This after describing a tiny room he inhabits with his wife and baby daughter, with walls blackened by smoke and smuts blackening the face of his wife and his only reading the torn pages of books he has rescued from rubbish. To her they are very less than human, even as she acknowledges it is environment that has made them that way (the man above could have been a judge she says, if only things were different).

The hero — whose quest for work gives the title, the moral and the bulk of social commentary to the novel, is a young man named Joseph Coney (‘he looked as most young men of his class look, until one has time to recognise their individuality’ (39)).  Describing Jos’s descent from recently arrived country carpenter looking for work and renting a room from the Elwins to his forced move to a common lodging house, to his first fatal taste of gin to the doss house to the workhouse, there’s stuff like this:

It is commonly supposed that men of his class feel a sort of general spooniness, mixed with a good deal of animalism, for their sweethearts (106).

I’m not even sure what that means, this book is full of stereotyped visions of the working classes with some checks given by the reality she observes, but not very many. Class permeates this book and how she sees things.

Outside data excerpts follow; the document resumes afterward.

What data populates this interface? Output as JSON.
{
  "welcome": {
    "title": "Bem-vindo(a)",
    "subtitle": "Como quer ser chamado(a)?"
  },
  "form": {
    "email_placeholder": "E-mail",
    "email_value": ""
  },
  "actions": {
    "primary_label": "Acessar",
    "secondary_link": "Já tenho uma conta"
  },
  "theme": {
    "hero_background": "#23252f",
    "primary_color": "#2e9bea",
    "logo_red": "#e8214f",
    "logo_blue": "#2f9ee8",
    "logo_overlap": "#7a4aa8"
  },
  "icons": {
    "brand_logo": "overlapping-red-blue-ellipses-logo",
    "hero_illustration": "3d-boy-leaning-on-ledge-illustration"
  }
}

There’s more of the city when Jos heads down on his first day to work at the docks — a position so low it is impossible to return from it, a last hope for the money needed to stay alive:

Half-past six o’clock the following morning found Jos at Fenchurch Street station. Half-past six is an unpleasant hour in that part of the city. The streets look greasy. There are not enough people about to enliven the houses. Shops have shutters up; untidy girls are scrubbing doorsteps; no one is there, except men on their way to work, old women going to market, and that scum of the populace who sleep in any hole they can, and live in any way they may; bleating sheep and lowing cattle are being driven along by butchers; yawning policemen are talking over a suicide here, a murder there; lean dogs are acting as scavengers, ragged children are seeking breakfast in dust heaps and gutters. The damp morning air is adding to the unpleasant smells in the atmosphere.

Little wonder that public houses entice customers! (126-127)

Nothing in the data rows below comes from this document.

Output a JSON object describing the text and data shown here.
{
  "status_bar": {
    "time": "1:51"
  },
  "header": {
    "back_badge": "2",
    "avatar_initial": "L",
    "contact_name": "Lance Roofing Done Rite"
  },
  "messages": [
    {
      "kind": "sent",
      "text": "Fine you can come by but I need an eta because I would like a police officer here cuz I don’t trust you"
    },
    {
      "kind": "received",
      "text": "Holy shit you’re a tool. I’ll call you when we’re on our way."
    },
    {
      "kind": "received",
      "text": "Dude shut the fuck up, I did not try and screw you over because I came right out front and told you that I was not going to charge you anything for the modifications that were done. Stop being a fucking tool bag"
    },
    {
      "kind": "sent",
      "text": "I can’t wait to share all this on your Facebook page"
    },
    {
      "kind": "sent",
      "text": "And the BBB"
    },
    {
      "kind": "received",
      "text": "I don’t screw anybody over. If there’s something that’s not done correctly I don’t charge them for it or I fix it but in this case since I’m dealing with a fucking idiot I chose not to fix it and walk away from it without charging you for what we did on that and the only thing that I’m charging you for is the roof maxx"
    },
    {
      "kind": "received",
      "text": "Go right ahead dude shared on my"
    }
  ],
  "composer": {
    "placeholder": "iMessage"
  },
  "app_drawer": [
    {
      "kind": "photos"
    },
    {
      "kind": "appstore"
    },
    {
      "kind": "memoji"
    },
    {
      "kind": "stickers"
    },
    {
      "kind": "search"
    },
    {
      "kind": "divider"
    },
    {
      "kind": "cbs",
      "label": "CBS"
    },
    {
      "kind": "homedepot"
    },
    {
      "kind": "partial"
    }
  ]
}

Her descriptions of the doss house and all of its characters, including Squirrel, a little ‘foreign’ girl who takes care of Jos, seem drawn from observation, as does that of the workhouse. Jose is set to break granite and he can’t do it, instead injuring himself as a splinter of stone injures his eye and seals his fate. Polly marries her Methodist class leader while Jos walks home to his village and dies of starvation on top of his mother’s grave. Squirrel jumps into the Thames, unable to bear London without Jos. It is one hell of a morality tale.